Monday, December 2, 2013

A quick look at MobileLite Wireless

I happened to bump into this funny device from Kingston on sale. A MobileLite Wireless MLW221. It's called a wireless card reader, but I also saw some other functions that interested me.

When traveling I every once in a while take a few pictures, and it wouldn't hurt to be able to take a look at them without bringing a laptop. USB OTG could be an option, but it just seemed a bit to boring so the wireless card reader was the way to go. And I would be able to copy the files from the USB CF card reader to an SD card, as backup.

But the functionality that interested me the most was the hackabillity of the device. On the Kingston webpage I could see that they provides the source for the OS of the device. An uClinux build, and its all there for me to play with. Of course I would have too find the right toolchain, and I expected there to be some binary parts as well. But that wouldn't stop me from adding some functionality.
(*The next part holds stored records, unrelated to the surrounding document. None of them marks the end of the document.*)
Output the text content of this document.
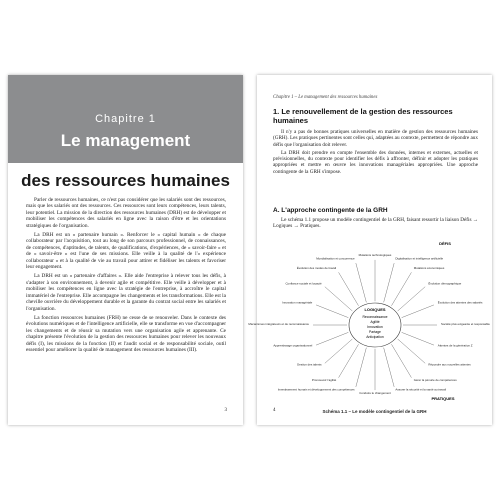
Chapitre 1
Le management
des ressources humaines

Parler de ressources humaines, ce n'est pas considérer que les salariés sont des ressources, mais que les salariés ont des ressources. Ces ressources sont leurs compétences, leurs talents, leur potentiel. La mission de la direction des ressources humaines (DRH) est de développer et mobiliser les compétences des salariés en ligne avec la raison d'être et les orientations stratégiques de l'organisation.

La DRH est un « partenaire humain ». Renforcer le « capital humain » de chaque collaborateur par l'acquisition, tout au long de son parcours professionnel, de connaissances, de compétences, d'aptitudes, de talents, de qualifications, d'expériences, de « savoir-faire » et de « savoir-être » est l'une de ses missions. Elle veille à la qualité de l'« expérience collaborateur » et à la qualité de vie au travail pour attirer et fidéliser les talents et favoriser leur engagement.

La DRH est un « partenaire d'affaires ». Elle aide l'entreprise à relever tous les défis, à s'adapter à son environnement, à devenir agile et compétitive. Elle veille à développer et à mobiliser les compétences en ligne avec la stratégie de l'entreprise, à accroître le capital immatériel de l'entreprise. Elle accompagne les changements et les transformations. Elle est la cheville ouvrière du développement durable et la garante du contrat social entre les salariés et l'organisation.

La fonction ressources humaines (FRH) ne cesse de se renouveler. Dans le contexte des évolutions numériques et de l'intelligence artificielle, elle se transforme en vue d'accompagner les changements et de réussir sa mutation vers une organisation agile et apprenante. Ce chapitre présente l'évolution de la gestion des ressources humaines pour relever les nouveaux défis (I), les missions de la fonction (II) et l'audit social et de responsabilité sociale, outil essentiel pour améliorer la qualité de management des ressources humaines (III).

3
Chapitre 1 – Le management des ressources humaines
1. Le renouvellement de la gestion des ressources humaines

Il n'y a pas de bonnes pratiques universelles en matière de gestion des ressources humaines (GRH). Les pratiques pertinentes sont celles qui, adaptées au contexte, permettent de répondre aux défis que l'organisation doit relever.

La DRH doit prendre en compte l'ensemble des données, internes et externes, actuelles et prévisionnelles, du contexte pour identifier les défis à affronter, définir et adopter les pratiques appropriées et mettre en œuvre les innovations managériales appropriées. Une approche contingente de la GRH s'impose.

A. L'approche contingente de la GRH

Le schéma 1.1 propose un modèle contingentiel de la GRH, faisant ressortir la liaison Défis → Logiques → Pratiques.

Mutations technologiques
Digitalisation et intelligence artificielle
Mutations économiques
Évolution démographique
Évolution des attentes des salariés
Société plus exigeante et responsable
Attentes de la génération Z
Répondre aux nouvelles attentes
Gérer la pénurie de compétences
Assurer la sécurité et la santé au travail
Conduire le changement
Investissement humain et développement des compétences
Promouvoir l'agilité
Gestion des talents
Apprentissage organisationnel
Mécanismes intégrateurs et de reconnaissance
Innovation managériale
Confiance sociale et loyauté
Évolution des modes de travail
Mondialisation et concurrence
LOGIQUES
Reconnaissance
Agilité
Innovation
Partage
Anticipation
DÉFIS
PRATIQUES
Schéma 1.1 – Le modèle contingentiel de la GRH
4
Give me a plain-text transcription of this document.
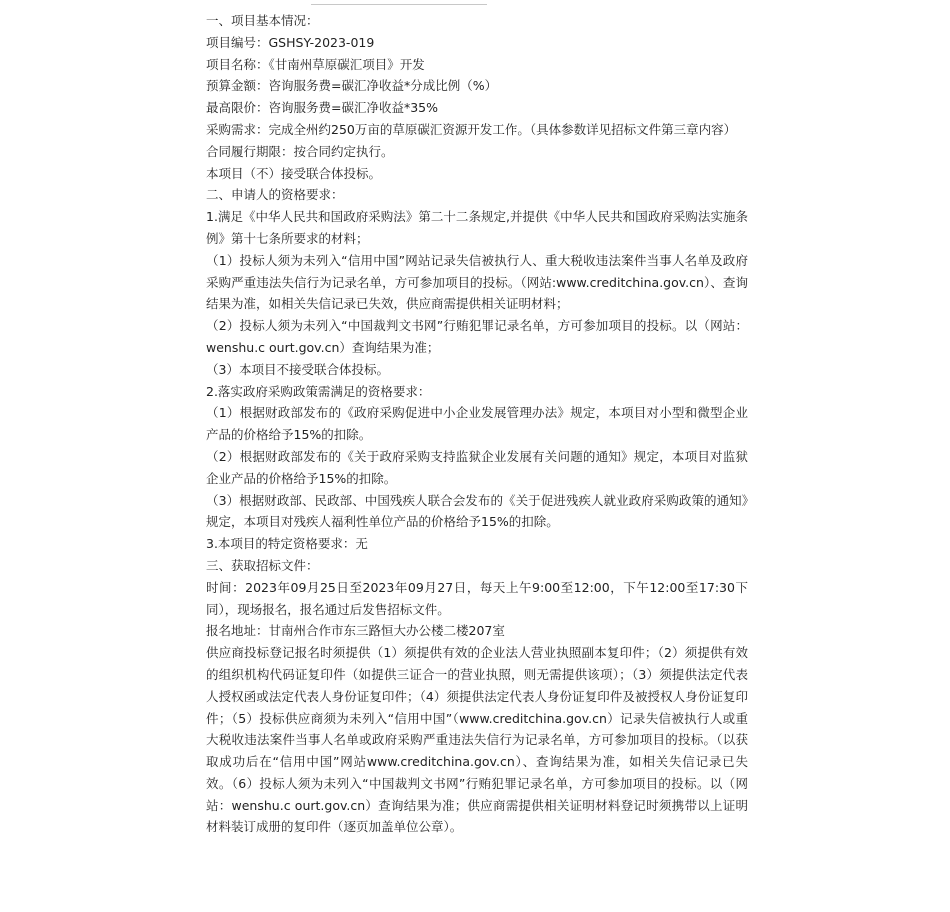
一、项目基本情况：

项目编号：GSHSY-2023-019

项目名称：《甘南州草原碳汇项目》开发

预算金额：咨询服务费=碳汇净收益*分成比例（%）

最高限价：咨询服务费=碳汇净收益*35%

采购需求：完成全州约250万亩的草原碳汇资源开发工作。（具体参数详见招标文件第三章内容）

合同履行期限：按合同约定执行。

本项目（不）接受联合体投标。

二、申请人的资格要求：

1.满足《中华人民共和国政府采购法》第二十二条规定,并提供《中华人民共和国政府采购法实施条例》第十七条所要求的材料；

（1）投标人须为未列入“信用中国”网站记录失信被执行人、重大税收违法案件当事人名单及政府采购严重违法失信行为记录名单，方可参加项目的投标。（网站:www.creditchina.gov.cn）、查询结果为准，如相关失信记录已失效，供应商需提供相关证明材料；

（2）投标人须为未列入“中国裁判文书网”行贿犯罪记录名单，方可参加项目的投标。以（网站：wenshu.c ourt.gov.cn）查询结果为准；

（3）本项目不接受联合体投标。

2.落实政府采购政策需满足的资格要求：

（1）根据财政部发布的《政府采购促进中小企业发展管理办法》规定，本项目对小型和微型企业产品的价格给予15%的扣除。

（2）根据财政部发布的《关于政府采购支持监狱企业发展有关问题的通知》规定，本项目对监狱企业产品的价格给予15%的扣除。

（3）根据财政部、民政部、中国残疾人联合会发布的《关于促进残疾人就业政府采购政策的通知》规定，本项目对残疾人福利性单位产品的价格给予15%的扣除。

3.本项目的特定资格要求：无

三、获取招标文件：

时间：2023年09月25日至2023年09月27日，每天上午9:00至12:00，下午12:00至17:30下同），现场报名，报名通过后发售招标文件。

报名地址：甘南州合作市东三路恒大办公楼二楼207室

供应商投标登记报名时须提供（1）须提供有效的企业法人营业执照副本复印件；（2）须提供有效的组织机构代码证复印件（如提供三证合一的营业执照，则无需提供该项）；（3）须提供法定代表人授权函或法定代表人身份证复印件；（4）须提供法定代表人身份证复印件及被授权人身份证复印件；（5）投标供应商须为未列入“信用中国”（www.creditchina.gov.cn）记录失信被执行人或重大税收违法案件当事人名单或政府采购严重违法失信行为记录名单，方可参加项目的投标。（以获取成功后在“信用中国”网站www.creditchina.gov.cn）、查询结果为准，如相关失信记录已失效。（6）投标人须为未列入“中国裁判文书网”行贿犯罪记录名单，方可参加项目的投标。以（网站：wenshu.c ourt.gov.cn）查询结果为准；供应商需提供相关证明材料登记时须携带以上证明材料装订成册的复印件（逐页加盖单位公章）。
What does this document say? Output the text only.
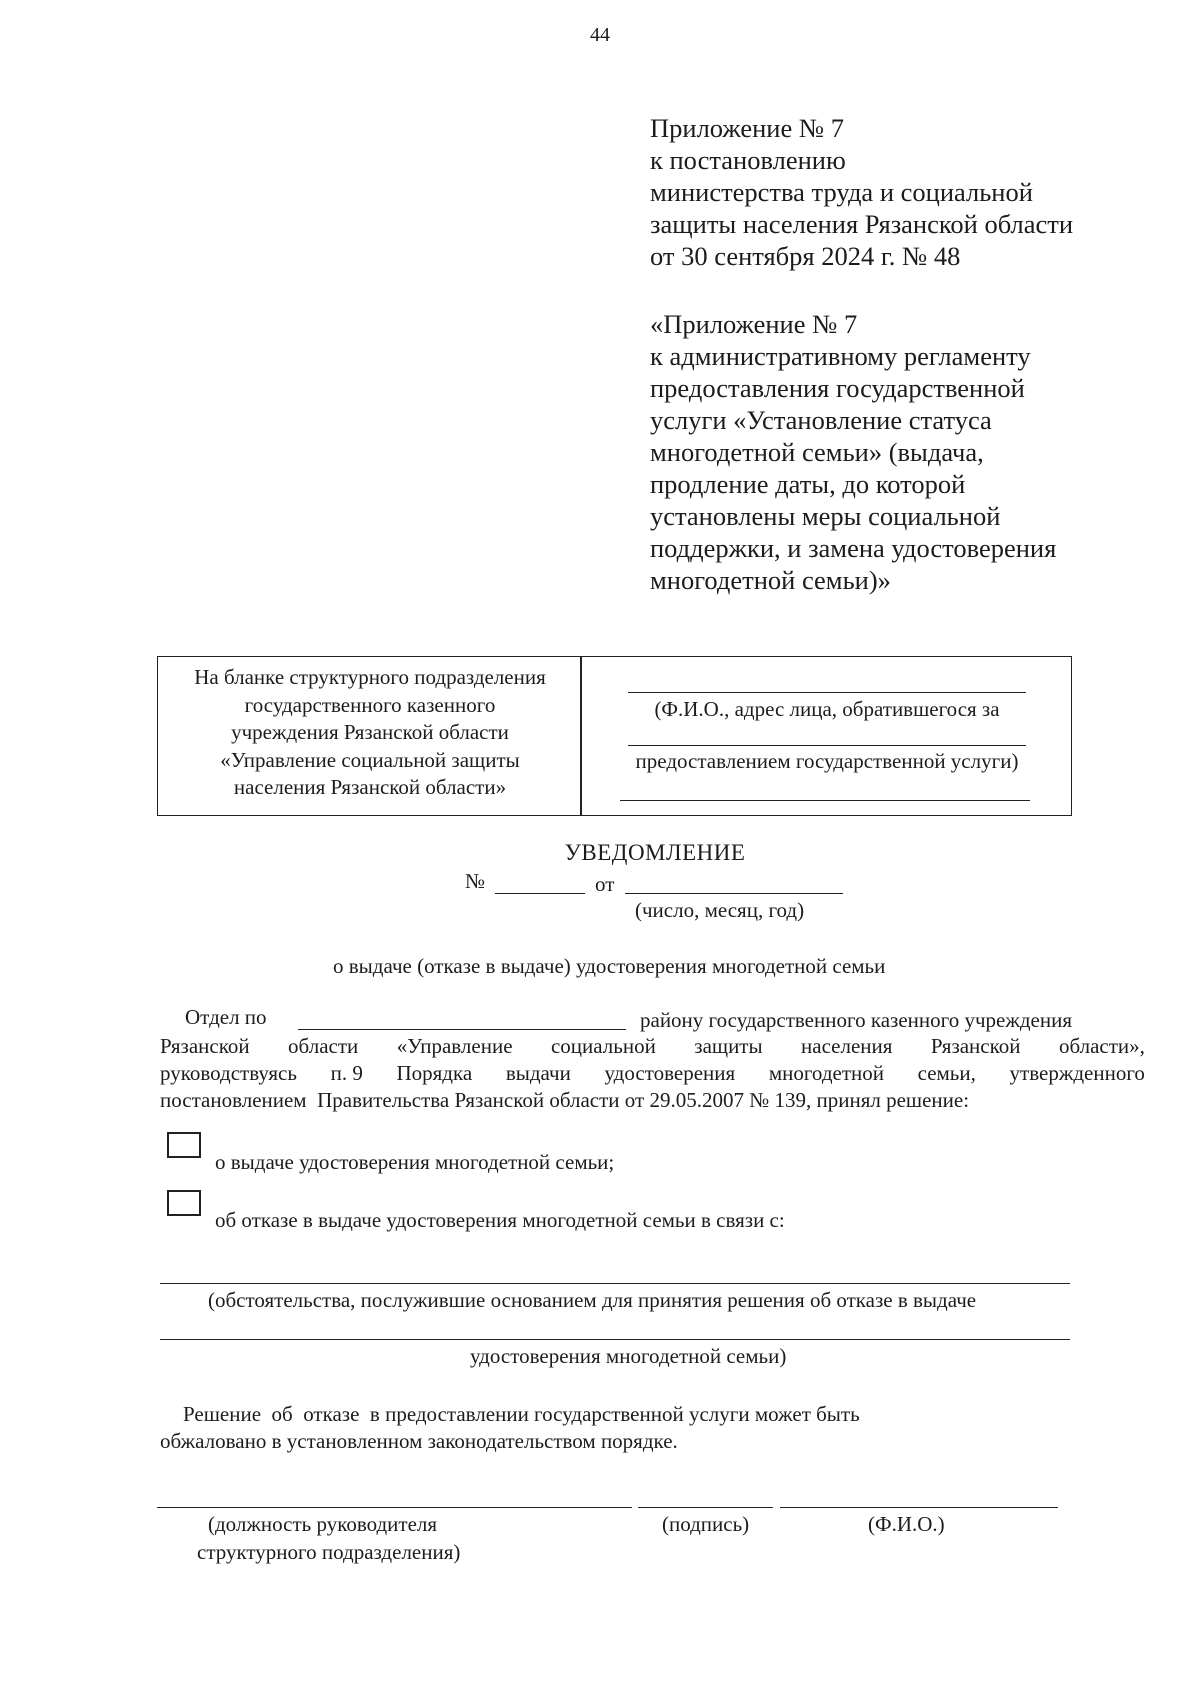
44
Приложение № 7
к постановлению
министерства труда и социальной
защиты населения Рязанской области
от 30 сентября 2024 г. № 48
«Приложение № 7
к административному регламенту
предоставления государственной
услуги «Установление статуса
многодетной семьи» (выдача,
продление даты, до которой
установлены меры социальной
поддержки, и замена удостоверения
многодетной семьи)»
На бланке структурного подразделения
государственного казенного
учреждения Рязанской области
«Управление социальной защиты
населения Рязанской области»
(Ф.И.О., адрес лица, обратившегося за
предоставлением государственной услуги)
УВЕДОМЛЕНИЕ
№	от
(число, месяц, год)
о выдаче (отказе в выдаче) удостоверения многодетной семьи
Отдел по	району государственного казенного учреждения
Рязанской области «Управление социальной защиты населения Рязанской области»,
руководствуясь п. 9 Порядка выдачи удостоверения многодетной семьи, утвержденного
постановлением  Правительства Рязанской области от 29.05.2007 № 139, принял решение:
о выдаче удостоверения многодетной семьи;
об отказе в выдаче удостоверения многодетной семьи в связи с:
(обстоятельства, послужившие основанием для принятия решения об отказе в выдаче
удостоверения многодетной семьи)
Решение  об  отказе  в предоставлении государственной услуги может быть
обжаловано в установленном законодательством порядке.
(должность руководителя
структурного подразделения)
(подпись)	(Ф.И.О.)
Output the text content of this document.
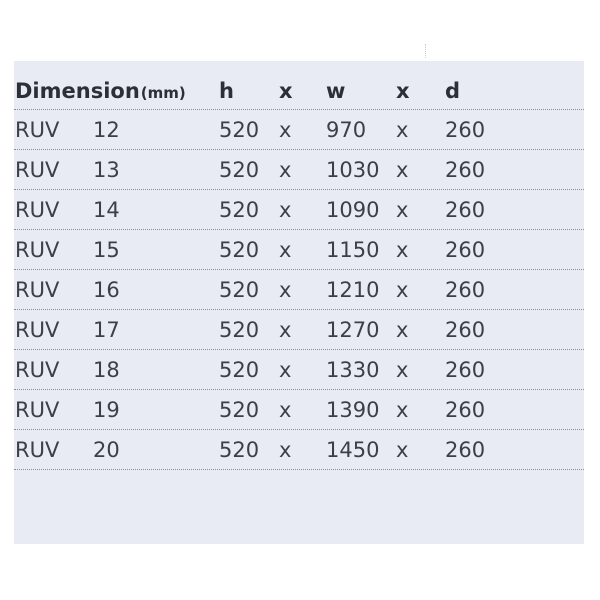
Dimension(mm) h x w x d
RUV 12	520 x 970 x 260
RUV 13	520 x 1030 x 260
RUV 14	520 x 1090 x 260
RUV 15	520 x 1150 x 260
RUV 16	520 x 1210 x 260
RUV 17	520 x 1270 x 260
RUV 18	520 x 1330 x 260
RUV 19	520 x 1390 x 260
RUV 20	520 x 1450 x 260
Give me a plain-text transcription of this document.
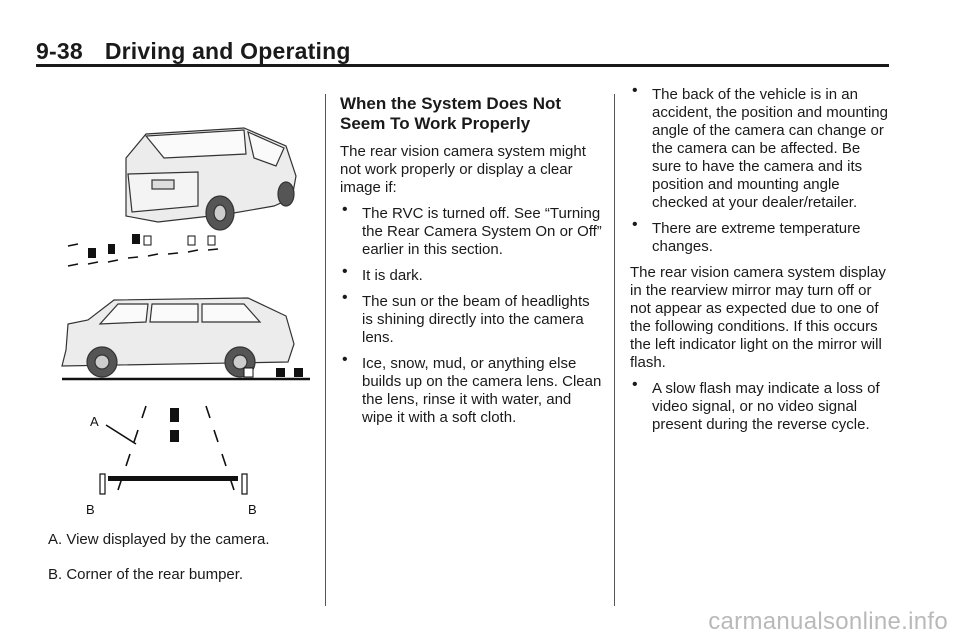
9-38 Driving and Operating
A
B	B

A. View displayed by the camera.

B. Corner of the rear bumper.

When the System Does Not Seem To Work Properly

The rear vision camera system might not work properly or display a clear image if:

• The RVC is turned off. See “Turning the Rear Camera System On or Off” earlier in this section.
• It is dark.
• The sun or the beam of headlights is shining directly into the camera lens.
• Ice, snow, mud, or anything else builds up on the camera lens. Clean the lens, rinse it with water, and wipe it with a soft cloth.
• The back of the vehicle is in an accident, the position and mounting angle of the camera can change or the camera can be affected. Be sure to have the camera and its position and mounting angle checked at your dealer/retailer.
• There are extreme temperature changes.

The rear vision camera system display in the rearview mirror may turn off or not appear as expected due to one of the following conditions. If this occurs the left indicator light on the mirror will flash.

• A slow flash may indicate a loss of video signal, or no video signal present during the reverse cycle.
carmanualsonline.info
The WiFi on the device is supposed to be able to act as a bridge, so that gives me quite a lot of possibilities on what I can do with the device network wise.

So now I some different things I want to accomplish with this:
  1. Build the image and flash it to the device
  2. Route all my wireless traffic trough it when traveling (in hotels where you only get access for one device etc.)
  3. Route all traffic over an tunnel (OpenVPN)
  4. Use an USB ethernet dongle, for hotels that only have wired internet access.
  5. Make the device automatically upload the pictures to an online service when I plug inn an special memory card.
 So now I just start on top of the list, and see how far I will get before I loose interest and start another project.

The next post will have some instructions on how to build the source, and requirements.

Sunday, December 1, 2013

What will you find here

I created this blog to have somewhere to write down some of my crazy projects. from experience I know that whenever I start a new project it will most likely never be finished. As soon as I manage to prove that the technical part works I usually loose interest.

My plan now is to post some of the process here, so someone else might be able to learn from my mistakes.